- Born: August 22, 1928 Queens, New York City
- Died: December 25, 2005 (aged 77)
- Education: Georgetown University School of Medicine
- Occupation: physician
- Known for: Bioethics, Nephrology
- Medical career
- Institutions: Flushing Hospital Medical Center, Bronx VA Hospital,

= Nicholas J. Cifarelli =

Nicholas John Cifarelli, M.D. (August 22, 1928 – December 25, 2005) was an Italian-American physician. He is known for starting the first bioethics advisory committee in the United States.

== Early life ==
Cifarelli was born in Queens, New York, on August 22, 1928. Nicholas, at a very young age showed an appreciation for fine arts. He viewed sculpture at his uncle's foundry, Roman Bronze, Inc. Later, he furthered his education in the arts, working eight years at the Metropolitan Opera, and was privileged to see every classical ballet the opera presented. This exposure created a deep love of the classics and was his inspiration to become a sculptor, where he later incorporated the time for this interest while practicing medicine.

== Education ==
Cifarelli began as an undergraduate in 1946 at Saint Peter's College (New Jersey). He studied chemistry, was a standout pitcher on the baseball team and graduated with a Bachelor of Science degree in 1949. Soon after he attended Georgetown University School of Medicine, where he pursued a medical education. In 1954 he graduated with a medical degree.

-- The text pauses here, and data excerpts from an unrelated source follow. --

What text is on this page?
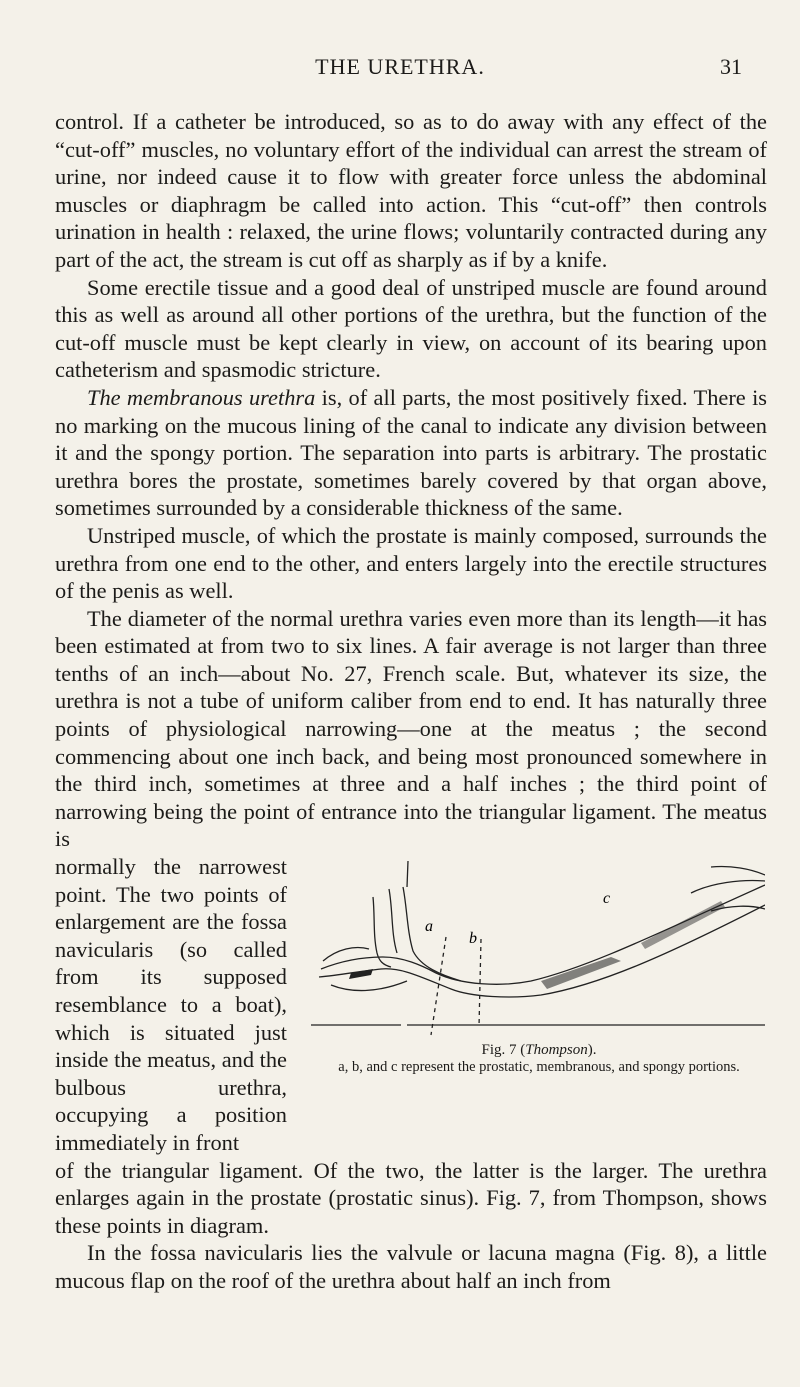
THE URETHRA.	31

control. If a catheter be introduced, so as to do away with any effect of the “cut-off” muscles, no voluntary effort of the individual can arrest the stream of urine, nor indeed cause it to flow with greater force unless the abdominal muscles or diaphragm be called into action. This “cut-off” then controls urination in health : relaxed, the urine flows; voluntarily contracted during any part of the act, the stream is cut off as sharply as if by a knife.

Some erectile tissue and a good deal of unstriped muscle are found around this as well as around all other portions of the urethra, but the function of the cut-off muscle must be kept clearly in view, on account of its bearing upon catheterism and spasmodic stricture.

The membranous urethra is, of all parts, the most positively fixed. There is no marking on the mucous lining of the canal to indicate any division between it and the spongy portion. The separation into parts is arbitrary. The prostatic urethra bores the prostate, sometimes barely covered by that organ above, sometimes surrounded by a considerable thickness of the same.

Unstriped muscle, of which the prostate is mainly composed, surrounds the urethra from one end to the other, and enters largely into the erectile structures of the penis as well.

The diameter of the normal urethra varies even more than its length—it has been estimated at from two to six lines. A fair average is not larger than three tenths of an inch—about No. 27, French scale. But, whatever its size, the urethra is not a tube of uniform caliber from end to end. It has naturally three points of physiological narrowing—one at the meatus ; the second commencing about one inch back, and being most pronounced somewhere in the third inch, sometimes at three and a half inches ; the third point of narrowing being the point of entrance into the triangular ligament. The meatus is

normally the narrowest point. The two points of enlargement are the fossa navicularis (so called from its supposed resemblance to a boat), which is situated just inside the meatus, and the bulbous urethra, occupying a position immediately in front
a
b
c
Fig. 7 (Thompson).
a, b, and c represent the prostatic, membranous, and spongy portions.

of the triangular ligament. Of the two, the latter is the larger. The urethra enlarges again in the prostate (prostatic sinus). Fig. 7, from Thompson, shows these points in diagram.

In the fossa navicularis lies the valvule or lacuna magna (Fig. 8), a little mucous flap on the roof of the urethra about half an inch from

Later, Cifarelli pursued his interest in sculpture, where he studied under Professor Salvatore at Columbia University in 1964. He continued his education in this subject at Queens College in 1965. In 1971 he completed an extension course in sculpture at UCLA. He also took sculpture courses at Pasadena City College in Pasadena, California, from 1972 to 1973.

== Medical residency and naval career ==
After receiving his medical degree from Georgetown University, Cifarelli went back to Queens, New York, to start his medical internship at the Flushing Hospital Medical Center. After completing his internship he started his medical residency, choosing the specialty of internal medicine at Flushing Hospital Medical Center.

After finishing his medical residency Cifarelli joined the United States Navy as a medical officer. He was stationed in Coronado, California. After finishing his military service he relocated back to Queens to begin a medical career as a private practice physician. After he gained some experience in private practice he decided to further his medical education and began his fellowship (medicine) in nephrology (under J.E. Cimino, M.D.) at the Bronx VA Hospital, in the Bronx, New York.

== Private practice career ==
Cifarelli practiced medicine in New York City until 1968. In 1968 he moved to Los Angeles. Throughout his medical career in Los Angeles he was elected chief of staff at several different hospitals in the area. He also held numerous other positions during his career. In 1985 he was granted the title of clinical assistant professor in medicine from the University of California, Los Angeles. In 1994 the San Gabriel Valley Medical Center named the medical library in his name to show their appreciation for the dedication Cifarelli put forth throughout his career.

Cifarelli was elected a Fellow of the American College of Physicians in 1969.

He retired in 1996.

== Bioethics advisory committee ==
He became well known in 1984 when he pioneered the first bioethics advisory committee in the United States at the San Gabriel Valley Medical Center. Cifarelli maintained a "pull the plug" mentality throughout his medical career. He believed the patient and their family should not have to suffer through debilitating illnesses when there was no quality of life.

== Sculpture==
Sculpture was one of Cifarelli's passions. Cifarelli completed a lifelike sculpture of Rudolf Nureyev, the world-renowned ballet dancer; the head was presented to Nureyev at the Greek Theatre (Los Angeles). Some of Cifarelli's work has also been showcased at The Sculptors III Gallery in Palm Springs, California.

== Death ==
Cifarelli died Christmas Day, 2005, after battling an illness. At the time of his diagnosis he stated that he did not want to be put on life support, which reflected the views that he stressed during his career. Previous to his death he resided in San Marino, California, with his family.